Ticket #2541: Memory utilization of classads (revised)

Problem Description

When running heap profiles experiments on the schedd, we've found that doubling the queue count == doubling of the classad count in the schedd even though most of the data is the same across ads.

Also when doing performance calculations on the collector it was determined that most of the time inside of the collector was spent churning on redundant data.

Proposed solution

Keep a cache of the current in memory classads.

Design

Approach key [str_name] = key[str_value] = weak_ptr<~ExprTree>

After several iterations on possible implementations I've settled on this implementation because it has optimal speed performance without sacrificing any space savings.

One thing that becomes apart when analyzing the data is that there is a large % or redundant data and a small % of data which churns. We could easily save more memory by having meta information in classads (possibly through nested ads).

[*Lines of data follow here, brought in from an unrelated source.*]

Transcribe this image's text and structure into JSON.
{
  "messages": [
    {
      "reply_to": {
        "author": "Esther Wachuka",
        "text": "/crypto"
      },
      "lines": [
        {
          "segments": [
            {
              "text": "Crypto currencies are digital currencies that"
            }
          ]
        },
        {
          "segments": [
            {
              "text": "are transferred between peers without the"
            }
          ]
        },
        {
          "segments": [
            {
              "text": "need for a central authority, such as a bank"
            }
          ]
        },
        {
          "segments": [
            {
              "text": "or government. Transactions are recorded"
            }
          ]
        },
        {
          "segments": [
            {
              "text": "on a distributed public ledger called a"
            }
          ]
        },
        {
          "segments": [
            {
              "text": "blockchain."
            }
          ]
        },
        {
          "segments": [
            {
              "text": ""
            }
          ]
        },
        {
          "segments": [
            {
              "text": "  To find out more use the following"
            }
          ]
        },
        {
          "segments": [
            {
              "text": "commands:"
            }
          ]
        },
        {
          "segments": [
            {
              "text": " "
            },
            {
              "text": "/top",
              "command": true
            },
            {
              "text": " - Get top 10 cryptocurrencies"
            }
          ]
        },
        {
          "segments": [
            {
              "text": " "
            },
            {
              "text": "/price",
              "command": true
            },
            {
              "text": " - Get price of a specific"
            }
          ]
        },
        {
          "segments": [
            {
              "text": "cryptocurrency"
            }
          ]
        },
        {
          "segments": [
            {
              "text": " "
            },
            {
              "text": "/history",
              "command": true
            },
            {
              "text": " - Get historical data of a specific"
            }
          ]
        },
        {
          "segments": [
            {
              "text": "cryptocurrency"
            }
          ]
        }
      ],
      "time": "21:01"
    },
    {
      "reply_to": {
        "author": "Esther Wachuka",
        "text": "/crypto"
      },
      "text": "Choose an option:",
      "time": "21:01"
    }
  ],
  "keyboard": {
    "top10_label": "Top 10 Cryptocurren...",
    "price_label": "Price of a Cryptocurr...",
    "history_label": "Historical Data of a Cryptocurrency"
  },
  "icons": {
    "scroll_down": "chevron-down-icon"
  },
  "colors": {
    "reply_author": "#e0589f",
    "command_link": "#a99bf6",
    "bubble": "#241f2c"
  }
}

m_Cache[name][value] = weak_ptr<Cache_Element>

All caching code backs against the Insert function(s) in classads. It was optimized so the main path by which messages come across the wire will do a look-up using a single string based function in the classads layer:

bool Insert(const std::string& serialized_nvp);

Initial Results

Space savings depends on a couple of variables:

Debugging

There are a couple of internal features which have been added to aid in the diagnostics of the behavior of caching. There is an internal only knob which is hooked through DAEMON_CORE which enables a daemon to dump it's cache to a <subsystem>_classad_cache file under LOG when DEBUG_CLASSAD_CACHE=TRUE . The file dumping is hooked through SIGUSR2

kill -s 12 <collector_pid> -> drops $LOG/COLLECTOR_classad_cache

NOTES

[Append remarks]

Remarks:

2012-May-15 16:24:04 by tstclair:
After taking it off the shelf, dusting off, and giving this ticket much needed love things are looking good. Initial tests yield hit rates ~80% on average with a fair amount of variance depending on the workload.

I will update this ticket to include the design. Once my tests come back green I will push a final squash commit for review.


2012-May-16 15:11:39 by tstclair:


2012-May-16 15:14:03 by tstclair:
Any extra lexer optimization would still be handy, because as entries get flushed from the cache they still need to be lex'd prior to re-entry.


2012-May-22 16:25:15 by tstclair:
removing lexer mods and cleaning up + running through local tests post mods to revised approach. Will then commit and create new tickets which outline further potential gains.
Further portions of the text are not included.